Addie Bundren, the wife of
Anse Bundren and the matriarch of a poor southern family, is very
ill, and is expected to die soon. Her oldest son, Cash, puts all
of his carpentry skills into preparing her coffin, which he builds right
in front of Addie’s bedroom window. Although Addie’s health is failing
rapidly, two of her other sons, Darl and Jewel, leave town to make
a delivery for the Bundrens’ neighbor, Vernon Tull, whose wife and
two daughters have been tending to Addie. Shortly after Darl and
Jewel leave, Addie dies. The youngest Bundren child, Vardaman, associates
his mother’s death with that of a fish he caught and cleaned earlier
that day. With some help, Cash completes the coffin just before
dawn. Vardaman is troubled by the fact that his mother is nailed
shut inside a box, and while the others sleep, he bores holes in
the lid, two of which go through his mother’s face. Addie and Anse’s
daughter, Dewey Dell, whose recent sexual liaisons with a local
farmhand named Lafe have left her pregnant, is so overwhelmed by
anxiety over her condition that she barely mourns her mother’s death.
A funeral service is held on the following day, where the women
sing songs inside the Bundren house while the men stand outside
on the porch talking to each other.
Darl, who narrates much of this first section, returns
with Jewel a few days later, and the presence of buzzards over their
house lets them know their mother is dead. On seeing this sign,
Darl sardonically reassures Jewel, who is widely perceived as ungrateful
and uncaring, that he can be sure his beloved horse is not dead.
Addie has made Anse promise that she will be buried in the town
of Jefferson, and though this request is a far more complicated
proposition than burying her at home, Anse’s sense of obligation,
combined with his desire to buy a set of false teeth, compels him
to fulfill Addie’s dying wish. Cash, who has broken his leg on a
job site, helps the family lift the unbalanced coffin, but it is
Jewel who ends up manhandling it, almost single-handedly, into the
wagon. Jewel refuses, however, to actually come in the wagon, and
follows the rest of the family riding on his horse, which he bought
when he was young by secretly working nights on a neighbor’s land.
On the first night of their journey, the Bundrens stay
at the home of a generous local family, who regards the Bundrens’
mission with skepticism.

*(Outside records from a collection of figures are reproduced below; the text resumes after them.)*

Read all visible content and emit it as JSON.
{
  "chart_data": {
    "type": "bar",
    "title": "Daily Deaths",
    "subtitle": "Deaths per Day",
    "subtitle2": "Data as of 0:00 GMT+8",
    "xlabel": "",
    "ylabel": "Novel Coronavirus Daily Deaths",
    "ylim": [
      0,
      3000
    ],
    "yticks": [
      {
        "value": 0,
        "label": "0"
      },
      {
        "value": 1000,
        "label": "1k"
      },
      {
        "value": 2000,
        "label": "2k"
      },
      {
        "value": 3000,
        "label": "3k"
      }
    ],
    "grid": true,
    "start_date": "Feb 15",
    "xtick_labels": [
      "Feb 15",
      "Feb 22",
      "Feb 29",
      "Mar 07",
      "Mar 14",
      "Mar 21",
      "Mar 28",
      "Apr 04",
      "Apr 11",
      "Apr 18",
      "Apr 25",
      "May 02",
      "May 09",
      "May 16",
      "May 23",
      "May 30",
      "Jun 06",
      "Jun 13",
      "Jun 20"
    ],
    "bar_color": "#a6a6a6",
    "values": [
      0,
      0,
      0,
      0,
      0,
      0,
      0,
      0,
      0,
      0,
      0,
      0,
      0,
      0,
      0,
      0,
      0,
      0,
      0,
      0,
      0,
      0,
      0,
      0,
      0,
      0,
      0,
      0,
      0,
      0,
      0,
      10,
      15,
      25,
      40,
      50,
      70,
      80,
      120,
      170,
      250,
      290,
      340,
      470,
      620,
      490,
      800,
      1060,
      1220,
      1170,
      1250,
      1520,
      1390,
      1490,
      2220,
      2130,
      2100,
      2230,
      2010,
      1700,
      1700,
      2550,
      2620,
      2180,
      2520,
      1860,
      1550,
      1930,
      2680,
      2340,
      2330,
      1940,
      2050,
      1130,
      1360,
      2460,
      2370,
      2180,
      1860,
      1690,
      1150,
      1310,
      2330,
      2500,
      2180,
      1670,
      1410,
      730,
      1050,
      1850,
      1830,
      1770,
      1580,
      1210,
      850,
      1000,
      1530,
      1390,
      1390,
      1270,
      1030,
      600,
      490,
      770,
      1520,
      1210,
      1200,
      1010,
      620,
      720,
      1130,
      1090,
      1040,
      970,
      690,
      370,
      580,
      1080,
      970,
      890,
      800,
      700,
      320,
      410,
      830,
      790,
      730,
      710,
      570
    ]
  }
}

Due to severe flooding, the main bridges
leading over the local river have been flooded or washed away, and
the Bundrens are forced to turn around and attempt a river-crossing
over a makeshift ford. When a stray log upsets the wagon, the coffin
is knocked out, Cash’s broken leg is reinjured, and the team of
mules drowns. Vernon Tull sees the wreck, and helps Jewel rescue
the coffin and the wagon from the river. Together, the family members
and Tull search the riverbed for Cash’s tools.

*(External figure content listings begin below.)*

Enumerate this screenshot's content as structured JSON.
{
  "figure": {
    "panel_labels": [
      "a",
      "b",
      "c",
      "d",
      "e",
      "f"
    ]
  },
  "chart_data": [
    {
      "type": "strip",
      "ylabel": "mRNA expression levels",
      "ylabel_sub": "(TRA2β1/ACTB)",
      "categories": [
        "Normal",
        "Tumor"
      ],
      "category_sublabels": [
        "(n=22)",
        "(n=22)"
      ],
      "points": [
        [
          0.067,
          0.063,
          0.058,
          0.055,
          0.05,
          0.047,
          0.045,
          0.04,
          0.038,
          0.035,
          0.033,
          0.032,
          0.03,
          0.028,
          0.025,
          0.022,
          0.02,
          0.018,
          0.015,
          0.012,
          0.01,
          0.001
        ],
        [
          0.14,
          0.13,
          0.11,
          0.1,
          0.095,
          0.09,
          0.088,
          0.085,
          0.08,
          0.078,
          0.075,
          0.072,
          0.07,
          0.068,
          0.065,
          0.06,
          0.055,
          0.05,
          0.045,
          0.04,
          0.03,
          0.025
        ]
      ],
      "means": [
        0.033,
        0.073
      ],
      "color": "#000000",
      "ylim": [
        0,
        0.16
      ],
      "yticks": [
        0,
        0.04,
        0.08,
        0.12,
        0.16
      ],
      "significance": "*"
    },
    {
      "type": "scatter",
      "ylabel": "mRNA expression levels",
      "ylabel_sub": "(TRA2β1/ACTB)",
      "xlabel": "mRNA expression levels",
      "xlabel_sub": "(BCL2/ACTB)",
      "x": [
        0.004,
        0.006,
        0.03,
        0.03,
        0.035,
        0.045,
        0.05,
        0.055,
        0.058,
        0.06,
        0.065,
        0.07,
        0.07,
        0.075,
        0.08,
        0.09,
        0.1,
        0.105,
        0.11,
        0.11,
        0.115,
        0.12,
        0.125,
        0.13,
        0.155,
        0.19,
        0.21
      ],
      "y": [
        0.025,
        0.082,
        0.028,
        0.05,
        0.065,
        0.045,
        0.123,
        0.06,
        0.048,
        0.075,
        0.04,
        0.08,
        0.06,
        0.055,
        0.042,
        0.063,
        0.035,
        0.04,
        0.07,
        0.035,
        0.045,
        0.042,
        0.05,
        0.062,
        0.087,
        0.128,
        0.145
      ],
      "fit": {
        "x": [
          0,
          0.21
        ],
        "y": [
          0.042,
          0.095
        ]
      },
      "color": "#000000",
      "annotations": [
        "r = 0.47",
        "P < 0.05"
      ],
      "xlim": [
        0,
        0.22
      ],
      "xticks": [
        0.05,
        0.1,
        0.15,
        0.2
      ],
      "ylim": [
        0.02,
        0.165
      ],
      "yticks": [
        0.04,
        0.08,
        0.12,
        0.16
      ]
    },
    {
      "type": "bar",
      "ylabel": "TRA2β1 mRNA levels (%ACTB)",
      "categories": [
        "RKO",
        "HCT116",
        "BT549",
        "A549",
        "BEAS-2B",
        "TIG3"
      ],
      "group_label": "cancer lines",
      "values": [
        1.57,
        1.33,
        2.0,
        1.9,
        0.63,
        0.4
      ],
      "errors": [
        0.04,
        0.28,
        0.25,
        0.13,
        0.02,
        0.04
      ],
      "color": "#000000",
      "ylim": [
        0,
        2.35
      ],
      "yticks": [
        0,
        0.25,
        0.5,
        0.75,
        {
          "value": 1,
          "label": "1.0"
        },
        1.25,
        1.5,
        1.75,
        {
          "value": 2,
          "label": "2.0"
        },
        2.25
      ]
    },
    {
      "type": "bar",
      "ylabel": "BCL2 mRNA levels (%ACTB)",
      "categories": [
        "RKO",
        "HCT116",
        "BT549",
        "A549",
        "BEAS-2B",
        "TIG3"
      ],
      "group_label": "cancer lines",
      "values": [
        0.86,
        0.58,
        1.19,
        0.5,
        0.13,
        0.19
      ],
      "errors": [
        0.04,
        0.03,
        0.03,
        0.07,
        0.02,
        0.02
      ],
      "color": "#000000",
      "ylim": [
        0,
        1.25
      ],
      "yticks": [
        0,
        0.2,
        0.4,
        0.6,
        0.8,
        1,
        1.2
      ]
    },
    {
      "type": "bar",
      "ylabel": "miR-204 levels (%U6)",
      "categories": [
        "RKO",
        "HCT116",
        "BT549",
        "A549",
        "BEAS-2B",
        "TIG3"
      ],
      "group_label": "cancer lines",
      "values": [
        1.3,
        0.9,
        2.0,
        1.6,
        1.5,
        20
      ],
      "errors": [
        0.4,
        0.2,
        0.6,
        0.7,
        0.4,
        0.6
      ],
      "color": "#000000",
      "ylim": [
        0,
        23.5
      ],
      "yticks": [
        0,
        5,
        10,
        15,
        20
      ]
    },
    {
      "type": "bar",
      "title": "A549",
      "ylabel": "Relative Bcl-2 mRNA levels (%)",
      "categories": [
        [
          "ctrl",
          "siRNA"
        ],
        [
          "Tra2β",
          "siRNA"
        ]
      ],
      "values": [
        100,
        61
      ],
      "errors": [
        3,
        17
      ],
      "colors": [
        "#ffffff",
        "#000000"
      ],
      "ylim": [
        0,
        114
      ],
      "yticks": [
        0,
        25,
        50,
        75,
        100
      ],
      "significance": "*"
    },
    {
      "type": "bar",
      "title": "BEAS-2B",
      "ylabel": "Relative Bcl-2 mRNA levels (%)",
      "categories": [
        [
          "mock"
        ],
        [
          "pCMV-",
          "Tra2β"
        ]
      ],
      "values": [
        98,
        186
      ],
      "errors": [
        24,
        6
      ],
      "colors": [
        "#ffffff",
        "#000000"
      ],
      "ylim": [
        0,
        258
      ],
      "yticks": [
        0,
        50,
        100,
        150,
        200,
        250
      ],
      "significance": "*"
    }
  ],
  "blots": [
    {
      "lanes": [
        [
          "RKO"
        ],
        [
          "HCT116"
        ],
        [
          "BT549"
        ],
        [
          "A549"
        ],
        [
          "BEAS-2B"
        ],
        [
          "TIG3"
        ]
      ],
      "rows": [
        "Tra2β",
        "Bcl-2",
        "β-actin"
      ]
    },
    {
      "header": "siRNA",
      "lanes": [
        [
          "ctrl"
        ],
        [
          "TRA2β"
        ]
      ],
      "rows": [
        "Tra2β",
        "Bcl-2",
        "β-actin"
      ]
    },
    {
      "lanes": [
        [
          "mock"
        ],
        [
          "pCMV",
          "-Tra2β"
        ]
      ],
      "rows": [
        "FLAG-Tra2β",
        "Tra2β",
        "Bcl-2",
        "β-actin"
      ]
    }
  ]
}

Cora, Tull’s wife, remembers Addie’s unchristian inclination
to respect her son Jewel more than God. Addie herself, speaking
either from her coffin or in a leap back in time to her deathbed,
recalls events from her life: her loveless marriage to Anse; her
affair with the local minister, Whitfield, which led to Jewel’s
conception; and the birth of her various children. Whitfield recalls
traveling to the Bundrens’ house to confess the affair to Anse,
and his eventual decision not to say anything after all.

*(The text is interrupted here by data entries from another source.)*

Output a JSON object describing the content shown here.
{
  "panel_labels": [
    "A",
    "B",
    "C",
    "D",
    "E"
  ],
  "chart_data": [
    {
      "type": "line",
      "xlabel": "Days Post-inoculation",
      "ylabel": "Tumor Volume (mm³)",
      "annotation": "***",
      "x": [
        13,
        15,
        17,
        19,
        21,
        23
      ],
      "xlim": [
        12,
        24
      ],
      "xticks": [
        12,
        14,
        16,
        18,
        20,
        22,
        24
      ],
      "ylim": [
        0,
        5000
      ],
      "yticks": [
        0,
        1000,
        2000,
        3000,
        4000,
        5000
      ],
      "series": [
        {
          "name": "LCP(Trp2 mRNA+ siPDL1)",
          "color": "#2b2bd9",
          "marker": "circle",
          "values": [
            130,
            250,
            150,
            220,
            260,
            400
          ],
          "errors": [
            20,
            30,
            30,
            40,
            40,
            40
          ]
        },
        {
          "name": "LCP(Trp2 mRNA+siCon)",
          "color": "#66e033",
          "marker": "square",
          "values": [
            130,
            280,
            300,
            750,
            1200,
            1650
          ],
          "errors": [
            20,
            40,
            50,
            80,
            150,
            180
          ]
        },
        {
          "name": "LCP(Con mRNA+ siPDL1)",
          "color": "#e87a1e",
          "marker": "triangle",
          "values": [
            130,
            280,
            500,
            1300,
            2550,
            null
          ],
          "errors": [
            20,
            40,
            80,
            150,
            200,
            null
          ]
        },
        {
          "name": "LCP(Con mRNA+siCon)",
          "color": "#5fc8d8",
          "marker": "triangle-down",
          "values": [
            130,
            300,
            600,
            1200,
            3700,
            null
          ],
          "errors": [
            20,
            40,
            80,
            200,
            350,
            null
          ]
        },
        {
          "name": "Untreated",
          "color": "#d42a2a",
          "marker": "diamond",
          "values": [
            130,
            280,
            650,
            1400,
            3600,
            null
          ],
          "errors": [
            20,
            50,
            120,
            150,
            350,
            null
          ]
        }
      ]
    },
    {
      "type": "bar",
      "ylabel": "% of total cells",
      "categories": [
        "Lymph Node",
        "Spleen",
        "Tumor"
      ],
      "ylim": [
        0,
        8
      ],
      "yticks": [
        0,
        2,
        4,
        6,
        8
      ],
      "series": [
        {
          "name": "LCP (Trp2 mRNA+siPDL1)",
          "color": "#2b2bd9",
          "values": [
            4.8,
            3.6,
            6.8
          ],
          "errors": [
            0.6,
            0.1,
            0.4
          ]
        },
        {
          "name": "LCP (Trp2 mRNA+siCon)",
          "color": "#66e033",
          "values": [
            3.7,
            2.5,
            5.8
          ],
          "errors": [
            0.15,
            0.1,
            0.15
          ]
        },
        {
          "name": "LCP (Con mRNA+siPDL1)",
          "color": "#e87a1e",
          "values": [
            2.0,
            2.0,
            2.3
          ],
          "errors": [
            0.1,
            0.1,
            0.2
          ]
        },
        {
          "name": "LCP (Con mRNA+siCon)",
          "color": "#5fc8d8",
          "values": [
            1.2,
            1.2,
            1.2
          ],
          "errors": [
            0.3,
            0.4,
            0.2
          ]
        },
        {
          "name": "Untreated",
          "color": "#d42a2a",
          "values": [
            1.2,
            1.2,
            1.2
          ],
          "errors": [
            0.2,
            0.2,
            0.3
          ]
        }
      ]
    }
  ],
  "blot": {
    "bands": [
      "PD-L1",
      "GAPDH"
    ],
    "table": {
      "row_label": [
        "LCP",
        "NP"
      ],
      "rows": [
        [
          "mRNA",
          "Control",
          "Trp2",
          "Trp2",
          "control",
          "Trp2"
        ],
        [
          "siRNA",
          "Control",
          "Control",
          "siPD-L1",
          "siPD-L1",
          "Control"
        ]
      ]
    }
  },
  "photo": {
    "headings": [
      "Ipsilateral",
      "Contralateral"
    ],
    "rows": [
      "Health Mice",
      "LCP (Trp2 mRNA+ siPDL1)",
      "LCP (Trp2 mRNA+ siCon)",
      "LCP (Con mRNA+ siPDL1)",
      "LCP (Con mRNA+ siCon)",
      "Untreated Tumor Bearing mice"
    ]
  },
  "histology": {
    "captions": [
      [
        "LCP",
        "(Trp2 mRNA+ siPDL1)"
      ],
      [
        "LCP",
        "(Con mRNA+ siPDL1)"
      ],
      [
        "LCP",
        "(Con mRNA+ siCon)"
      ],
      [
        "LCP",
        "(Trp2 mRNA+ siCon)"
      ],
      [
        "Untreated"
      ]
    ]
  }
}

A horse doctor sets Cash’s broken leg, while Cash faints
from the pain without ever complaining. Anse is able to purchase
a new team of mules by mortgaging his farm equipment, using money
that he was saving for his false teeth and money that Cash was saving
for a new gramophone, and trading in Jewel’s horse. The family continues
on its way. In the town of Mottson, residents react with horror to
the stench coming from the Bundren wagon. While the family is in
town, Dewey Dell tries to buy a drug that will abort her unwanted pregnancy,
but the pharmacist refuses to sell it to her, and advises marriage
instead. With cement the family has purchased in town, Darl creates
a makeshift cast for Cash’s broken leg, which fits poorly and only
increases Cash’s pain. The Bundrens then spend the night at a local
farm owned by a man named Gillespie. Darl, who has been skeptical
of their mission for some time, burns down the Gillespie barn with
the intention of incinerating the coffin and Addie’s rotting corpse.
Jewel rescues the animals in the barn, then risks his life to drag
out Addie’s coffin. Darl lies on his mother’s coffin and cries.
The next day, the Bundrens arrive in Jefferson and bury
Addie. Rather than face a lawsuit for Darl’s criminal barn burning,
the Bundrens claim that Darl is insane, and give him to a pair of
men who commit him to a Jackson mental institution. Dewey Dell tries again
to buy an abortion drug at the local pharmacy, where a boy working
behind the counter claims to be a doctor and tricks her into exchanging
sexual services for what she soon realizes is not an actual abortion
drug. The following morning, the children are greeted by their father,
who sports a new set of false teeth and, with a mixture of shame
and pride, introduces them to his new bride, a local woman he meets
while borrowing shovels with which to bury Addie.